When you hear the word "church” what is the first picture that pops into your mind? Probably a large building with a steep roof and steeple with a cross on top. But the church is not a building. It is people gathered around their Lord and his saving means of grace. The building is there to keep the people and their Bibles dry and warm in the winter, and cool in the summer. Hopefully its architecture and decor indicate that the focus is not on the building itself. Nor is the main focus even on the people. The focus of the Church is on the Savior.
In the first couple centuries of the New Testament Christian Church, there generally were not church buildings. The Church in many cases was under persecution, and for numerous reasons it was not possible or practical to have church buildings. Congregations met for worship outside, or wherever they could line up a meeting place, often in the homes of members, or even in the catacombs. We wonder how the Church could function efficiently and grow without buildings. Yet during those first couple centuries the Church grew faster and spread further than any other time in history. The focus of Christ’s Church was on him!
The common Greek word in the New Testament for "church” is "ekklesia.” It means "called out,” and refers to those who have been called out of the unbelieving world into Christ’s Kingdom. We think of the awesome description in 1 Peter 2:9: "But you are a chosen people, a royal priesthood, a holy nation, a people belonging to God, that you may declare the praises of him who called you out of darkness into his wonderful light.”
Though the Church is not a building, isn’t it fascinating that the Bible often uses the picture of a building to describe the Church, as in Ephesians 2:19-22: "Consequently, you are no longer foreigners and aliens, but fellow citizens with God’s people and members of God’s household, built on the foundation of the apostles and prophets, with Christ Jesus himself as the chief cornerstone. In him the whole building is joined together and rises to become a holy temple in the Lord. And in him you too are being built together to become a dwelling in which God lives by his Spirit.”

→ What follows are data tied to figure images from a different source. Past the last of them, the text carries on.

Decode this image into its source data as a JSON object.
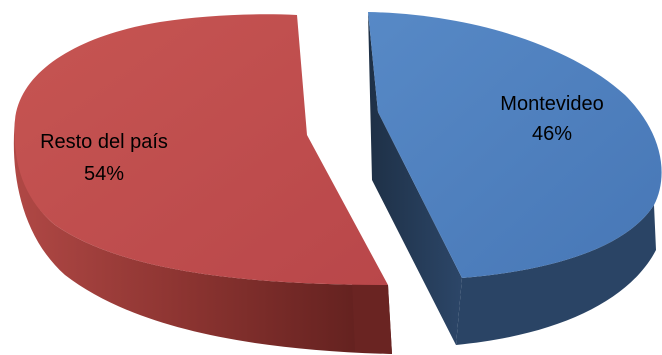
{
  "chart_data": {
    "type": "pie",
    "style": "3d-exploded",
    "slices": [
      {
        "label": "Montevideo",
        "percent_label": "46%",
        "value": 46,
        "color": "#4F81BD",
        "side_color": "#243850"
      },
      {
        "label": "Resto del país",
        "percent_label": "54%",
        "value": 54,
        "color": "#C0504D",
        "side_color": "#7E2A28"
      }
    ],
    "legend": "none"
  }
}
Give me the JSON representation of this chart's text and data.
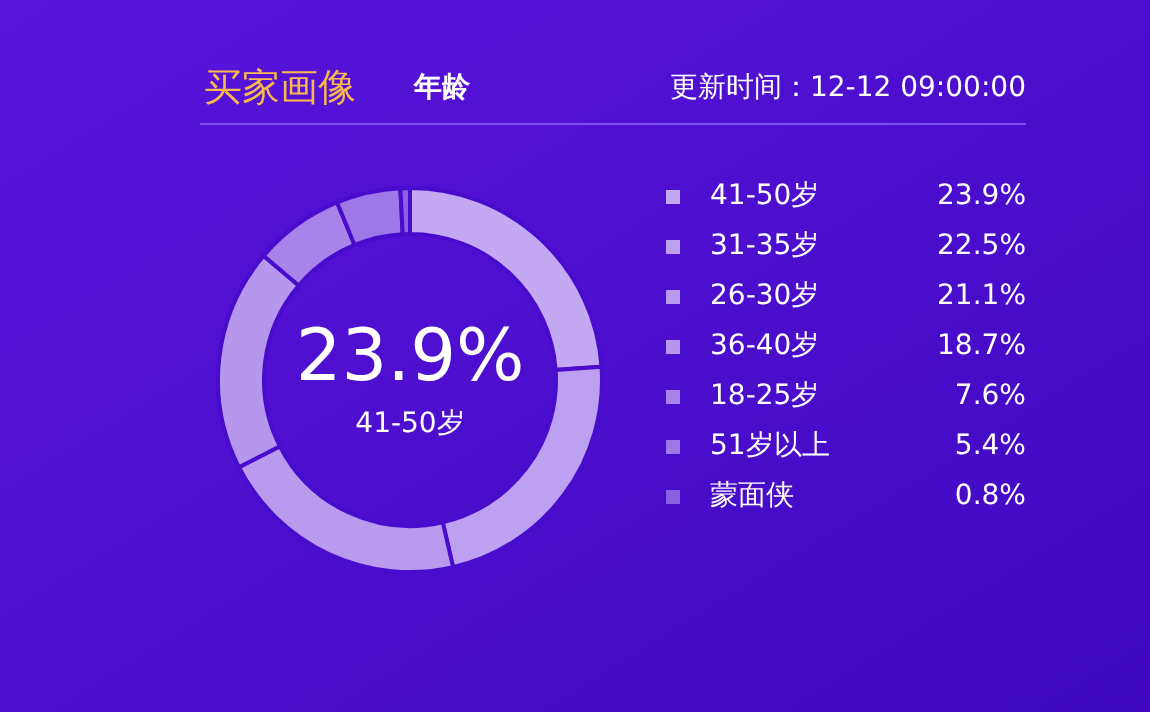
{
  "chart_data": {
    "type": "donut",
    "title": "买家画像",
    "subtitle": "年龄",
    "annotations": [
      "更新时间：12-12 09:00:00",
      "23.9%",
      "41-50岁"
    ],
    "categories": [
      "41-50岁",
      "31-35岁",
      "26-30岁",
      "36-40岁",
      "18-25岁",
      "51岁以上",
      "蒙面侠"
    ],
    "values": [
      23.9,
      22.5,
      21.1,
      18.7,
      7.6,
      5.4,
      0.8
    ],
    "colors": [
      "#c3a9f3",
      "#bca0f1",
      "#b89bef",
      "#b597ee",
      "#a883ea",
      "#9f78e8",
      "#8b60e2"
    ],
    "value_labels": [
      "23.9%",
      "22.5%",
      "21.1%",
      "18.7%",
      "7.6%",
      "5.4%",
      "0.8%"
    ],
    "legend": "right"
  }
}
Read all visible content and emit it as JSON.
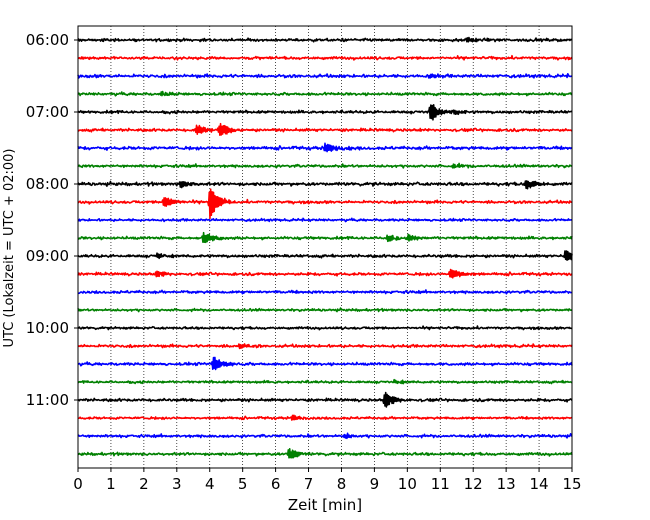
{
  "chart_data": {
    "type": "line",
    "title": "",
    "xlabel": "Zeit  [min]",
    "ylabel": "UTC (Lokalzeit = UTC + 02:00)",
    "xlim": [
      0,
      15
    ],
    "xticks": [
      0,
      1,
      2,
      3,
      4,
      5,
      6,
      7,
      8,
      9,
      10,
      11,
      12,
      13,
      14,
      15
    ],
    "x_grid": true,
    "grid_style": "dotted",
    "y_tick_labels": [
      "06:00",
      "07:00",
      "08:00",
      "09:00",
      "10:00",
      "11:00"
    ],
    "color_cycle": [
      "#000000",
      "#ff0000",
      "#0000ff",
      "#008000"
    ],
    "traces": [
      {
        "start": "06:00",
        "color": "#000000",
        "amplitude": 0.07,
        "events": [
          {
            "t": 11.8,
            "a": 0.15
          }
        ]
      },
      {
        "start": "06:15",
        "color": "#ff0000",
        "amplitude": 0.07,
        "events": []
      },
      {
        "start": "06:30",
        "color": "#0000ff",
        "amplitude": 0.08,
        "events": [
          {
            "t": 10.7,
            "a": 0.12
          }
        ]
      },
      {
        "start": "06:45",
        "color": "#008000",
        "amplitude": 0.07,
        "events": [
          {
            "t": 2.5,
            "a": 0.12
          }
        ]
      },
      {
        "start": "07:00",
        "color": "#000000",
        "amplitude": 0.07,
        "events": [
          {
            "t": 10.7,
            "a": 0.55
          },
          {
            "t": 11.4,
            "a": 0.12
          }
        ]
      },
      {
        "start": "07:15",
        "color": "#ff0000",
        "amplitude": 0.07,
        "events": [
          {
            "t": 3.6,
            "a": 0.3
          },
          {
            "t": 4.3,
            "a": 0.4
          }
        ]
      },
      {
        "start": "07:30",
        "color": "#0000ff",
        "amplitude": 0.08,
        "events": [
          {
            "t": 7.5,
            "a": 0.3
          },
          {
            "t": 8.2,
            "a": 0.12
          }
        ]
      },
      {
        "start": "07:45",
        "color": "#008000",
        "amplitude": 0.07,
        "events": [
          {
            "t": 11.4,
            "a": 0.12
          }
        ]
      },
      {
        "start": "08:00",
        "color": "#000000",
        "amplitude": 0.08,
        "events": [
          {
            "t": 3.1,
            "a": 0.2
          },
          {
            "t": 13.6,
            "a": 0.3
          }
        ]
      },
      {
        "start": "08:15",
        "color": "#ff0000",
        "amplitude": 0.07,
        "events": [
          {
            "t": 2.6,
            "a": 0.35
          },
          {
            "t": 4.0,
            "a": 0.95
          }
        ]
      },
      {
        "start": "08:30",
        "color": "#0000ff",
        "amplitude": 0.06,
        "events": []
      },
      {
        "start": "08:45",
        "color": "#008000",
        "amplitude": 0.07,
        "events": [
          {
            "t": 3.8,
            "a": 0.35
          },
          {
            "t": 9.4,
            "a": 0.2
          },
          {
            "t": 10.0,
            "a": 0.2
          }
        ]
      },
      {
        "start": "09:00",
        "color": "#000000",
        "amplitude": 0.07,
        "events": [
          {
            "t": 2.4,
            "a": 0.15
          },
          {
            "t": 14.8,
            "a": 0.35
          }
        ]
      },
      {
        "start": "09:15",
        "color": "#ff0000",
        "amplitude": 0.07,
        "events": [
          {
            "t": 2.4,
            "a": 0.15
          },
          {
            "t": 11.3,
            "a": 0.35
          }
        ]
      },
      {
        "start": "09:30",
        "color": "#0000ff",
        "amplitude": 0.07,
        "events": []
      },
      {
        "start": "09:45",
        "color": "#008000",
        "amplitude": 0.06,
        "events": []
      },
      {
        "start": "10:00",
        "color": "#000000",
        "amplitude": 0.06,
        "events": []
      },
      {
        "start": "10:15",
        "color": "#ff0000",
        "amplitude": 0.07,
        "events": [
          {
            "t": 4.9,
            "a": 0.15
          }
        ]
      },
      {
        "start": "10:30",
        "color": "#0000ff",
        "amplitude": 0.07,
        "events": [
          {
            "t": 4.1,
            "a": 0.45
          }
        ]
      },
      {
        "start": "10:45",
        "color": "#008000",
        "amplitude": 0.06,
        "events": [
          {
            "t": 9.6,
            "a": 0.12
          }
        ]
      },
      {
        "start": "11:00",
        "color": "#000000",
        "amplitude": 0.07,
        "events": [
          {
            "t": 9.3,
            "a": 0.45
          }
        ]
      },
      {
        "start": "11:15",
        "color": "#ff0000",
        "amplitude": 0.06,
        "events": [
          {
            "t": 6.5,
            "a": 0.15
          }
        ]
      },
      {
        "start": "11:30",
        "color": "#0000ff",
        "amplitude": 0.07,
        "events": [
          {
            "t": 8.1,
            "a": 0.15
          }
        ]
      },
      {
        "start": "11:45",
        "color": "#008000",
        "amplitude": 0.07,
        "events": [
          {
            "t": 6.4,
            "a": 0.35
          }
        ]
      }
    ]
  }
}
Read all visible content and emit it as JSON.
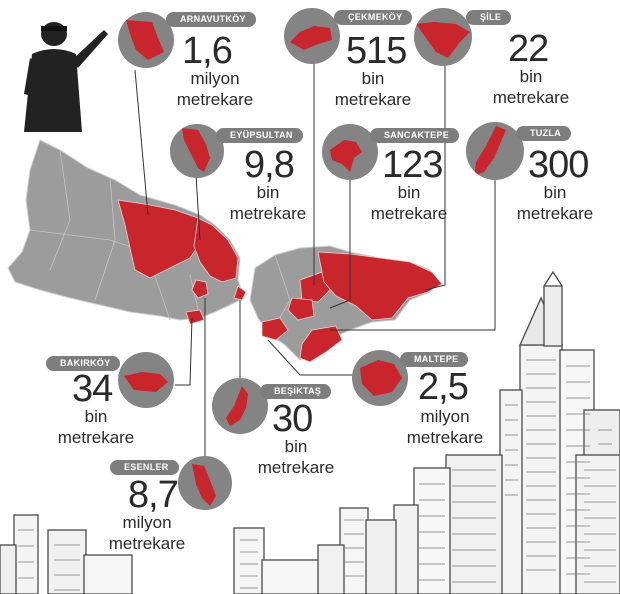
{
  "colors": {
    "highlight_red": "#c8262c",
    "map_grey": "#9a9a9a",
    "disc_grey": "#848484",
    "pill_grey": "#7d7d7d",
    "ink": "#2a2a2a"
  },
  "icons": {
    "soldier": "armed-soldier-silhouette-icon",
    "skyline": "sketched-city-skyline-illustration"
  },
  "districts": [
    {
      "id": "arnavutkoy",
      "name": "ARNAVUTKÖY",
      "value": "1,6",
      "unit_line1": "milyon",
      "unit_line2": "metrekare"
    },
    {
      "id": "cekmekoy",
      "name": "ÇEKMEKÖY",
      "value": "515",
      "unit_line1": "bin",
      "unit_line2": "metrekare"
    },
    {
      "id": "sile",
      "name": "ŞİLE",
      "value": "22",
      "unit_line1": "bin",
      "unit_line2": "metrekare"
    },
    {
      "id": "eyupsultan",
      "name": "EYÜPSULTAN",
      "value": "9,8",
      "unit_line1": "bin",
      "unit_line2": "metrekare"
    },
    {
      "id": "sancaktepe",
      "name": "SANCAKTEPE",
      "value": "123",
      "unit_line1": "bin",
      "unit_line2": "metrekare"
    },
    {
      "id": "tuzla",
      "name": "TUZLA",
      "value": "300",
      "unit_line1": "bin",
      "unit_line2": "metrekare"
    },
    {
      "id": "bakirkoy",
      "name": "BAKIRKÖY",
      "value": "34",
      "unit_line1": "bin",
      "unit_line2": "metrekare"
    },
    {
      "id": "maltepe",
      "name": "MALTEPE",
      "value": "2,5",
      "unit_line1": "milyon",
      "unit_line2": "metrekare"
    },
    {
      "id": "besiktas",
      "name": "BEŞİKTAŞ",
      "value": "30",
      "unit_line1": "bin",
      "unit_line2": "metrekare"
    },
    {
      "id": "esenler",
      "name": "ESENLER",
      "value": "8,7",
      "unit_line1": "milyon",
      "unit_line2": "metrekare"
    }
  ]
}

It is an exciting time for King of Kings Lutheran Church to watch the walls go up on our new church building on Covenant Dr. We eagerly look forward to having our own building. However, if we are not enough without a church building, we will never be enough with one. We are enough with or without a building because of Christ alone.
As we treasure our church buildings and thank the Lord for the earthly blessings he grants his Church, let us thank him even more for the forgiveness of sins that he speaks to us in those buildings, and the eternal home that he has won for us in heaven.